Planning permission offences or oversights could also come back to haunt you. Extensions or sunrooms which were built without the proper planning permission in place could hold up the sale of a home - even if it was the previous owner of the property who built it.

"People have bought properties during the boom where planning permission was not up to scratch," said Holohan. "They may have presumed that a development was exempted and didn't need planning permission - but this might not be the case.

"You could be told to knock down any unauthorised development when you try to sell a home - or to apply for retention permission."

To apply for retention permission, you need to make a case to your local authority explaining why you should be allowed to hold on to the structure which was built without planning permission. It could take months or years for such retention permission to come through - if it comes through at all. As well as holding up the sale of a property, this will cost you money. "The bill [for a retention application] could run into a few thousand euro," said Holohan.
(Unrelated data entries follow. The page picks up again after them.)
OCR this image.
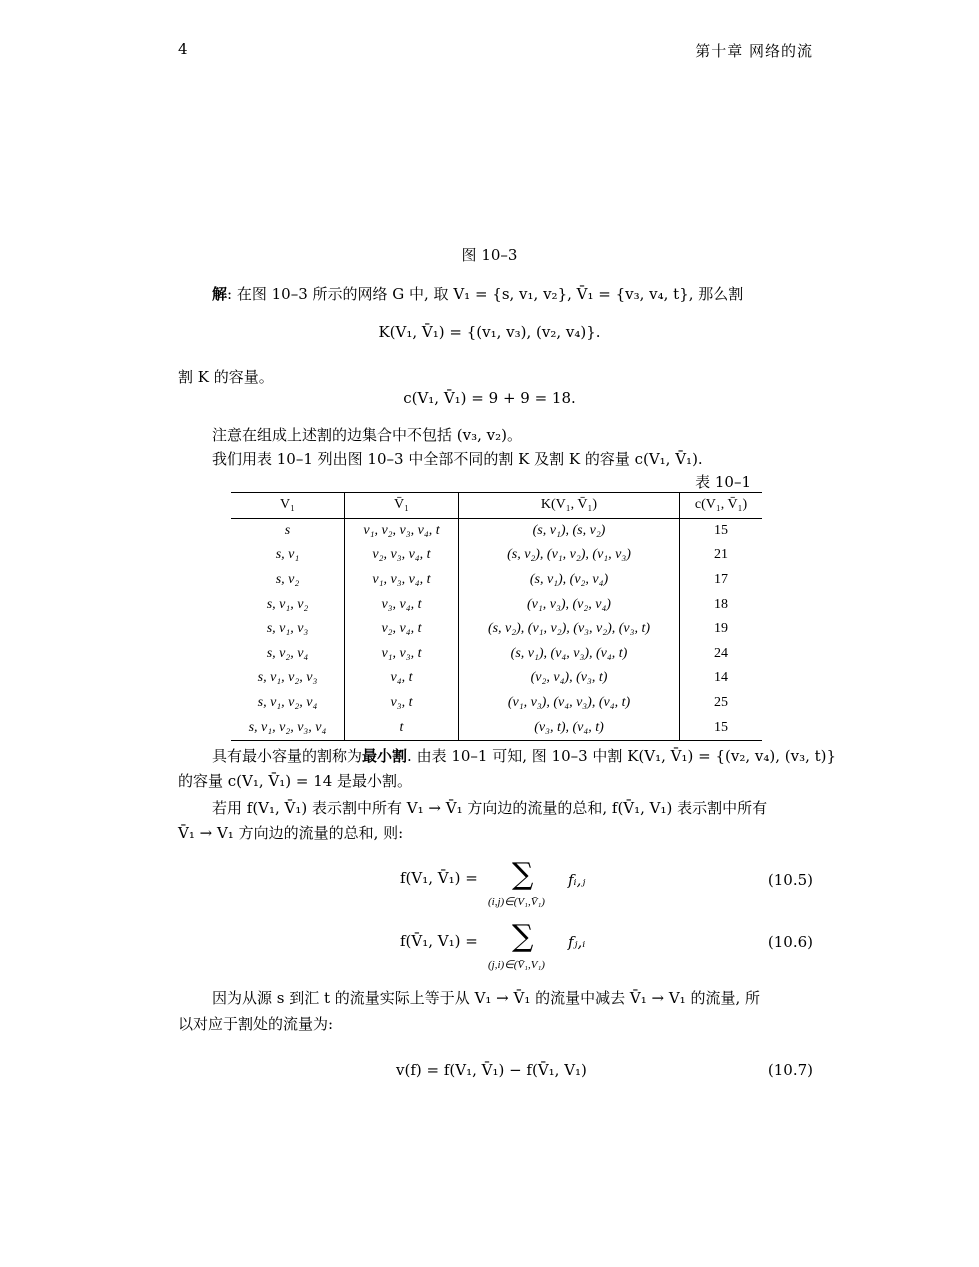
4	第十章 网络的流
图 10–3
解: 在图 10–3 所示的网络 G 中, 取 V₁ = {s, v₁, v₂}, V̄₁ = {v₃, v₄, t}, 那么割
K(V₁, V̄₁) = {(v₁, v₃), (v₂, v₄)}.
割 K 的容量。
c(V₁, V̄₁) = 9 + 9 = 18.
注意在组成上述割的边集合中不包括 (v₃, v₂)。
我们用表 10–1 列出图 10–3 中全部不同的割 K 及割 K 的容量 c(V₁, V̄₁).
表 10–1
V₁	V̄₁	K(V₁, V̄₁)	c(V₁, V̄₁)
s	v₁, v₂, v₃, v₄, t	(s, v₁), (s, v₂)	15
s, v₁	v₂, v₃, v₄, t	(s, v₂), (v₁, v₂), (v₁, v₃)	21
s, v₂	v₁, v₃, v₄, t	(s, v₁), (v₂, v₄)	17
s, v₁, v₂	v₃, v₄, t	(v₁, v₃), (v₂, v₄)	18
s, v₁, v₃	v₂, v₄, t	(s, v₂), (v₁, v₂), (v₃, v₂), (v₃, t)	19
s, v₂, v₄	v₁, v₃, t	(s, v₁), (v₄, v₃), (v₄, t)	24
s, v₁, v₂, v₃	v₄, t	(v₂, v₄), (v₃, t)	14
s, v₁, v₂, v₄	v₃, t	(v₁, v₃), (v₄, v₃), (v₄, t)	25
s, v₁, v₂, v₃, v₄	t	(v₃, t), (v₄, t)	15
具有最小容量的割称为最小割. 由表 10–1 可知, 图 10–3 中割 K(V₁, V̄₁) = {(v₂, v₄), (v₃, t)}
的容量 c(V₁, V̄₁) = 14 是最小割。
若用 f(V₁, V̄₁) 表示割中所有 V₁ → V̄₁ 方向边的流量的总和, f(V̄₁, V₁) 表示割中所有
V̄₁ → V₁ 方向边的流量的总和, 则:
f(V₁, V̄₁) = ∑
(i,j)∈(V₁,V̄₁)
fᵢ,ⱼ	(10.5)
f(V̄₁, V₁) = ∑
(j,i)∈(V̄₁,V₁)
fⱼ,ᵢ	(10.6)
因为从源 s 到汇 t 的流量实际上等于从 V₁ → V̄₁ 的流量中减去 V̄₁ → V₁ 的流量, 所
以对应于割处的流量为:
v(f) = f(V₁, V̄₁) − f(V̄₁, V₁)	(10.7)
Even those who followed the rules when it came to planning permission could run into trouble selling it - if they never got a professional to supervise and sign off on the development.

"There may not be a certificate of compliance for the development," said Holohan. "Such a certificate is necessary to show that someone supervised the development when it was being built in the first place. Not having the cert could turn out more expensive than had you hired a surveyor or engineer at the outset to get a development certified."

Even a septic tank could hold up the sale of your home. In rural areas, particularly areas of outstanding natural beauty, a septic tank often has to be upgraded as a condition of planning permission. Even if you correctly upgraded your septic tank, you will usually need to produce a certificate of compliance when selling your home to prove that the upgrade was up to scratch. You won't be able to sell your home without it, so you will need to hire a engineer to check and sign off on your septic tank.

Don't forget the usual legal and estate agent fees. You'll pay at least €1,000 to hire a solicitor to handle the sale of your home. You'll typically pay an estate agent between 1.25pc and 2.5pc commission to sell your home. You also need a building energy rating (BER) cert before you can sell your home. This cert, which tells prospective vendors how expensive it will be to heat your property, will easily cost a couple of hundred euro.

It takes time and money to sell a house - so start to get a war chest together if you're serious about selling.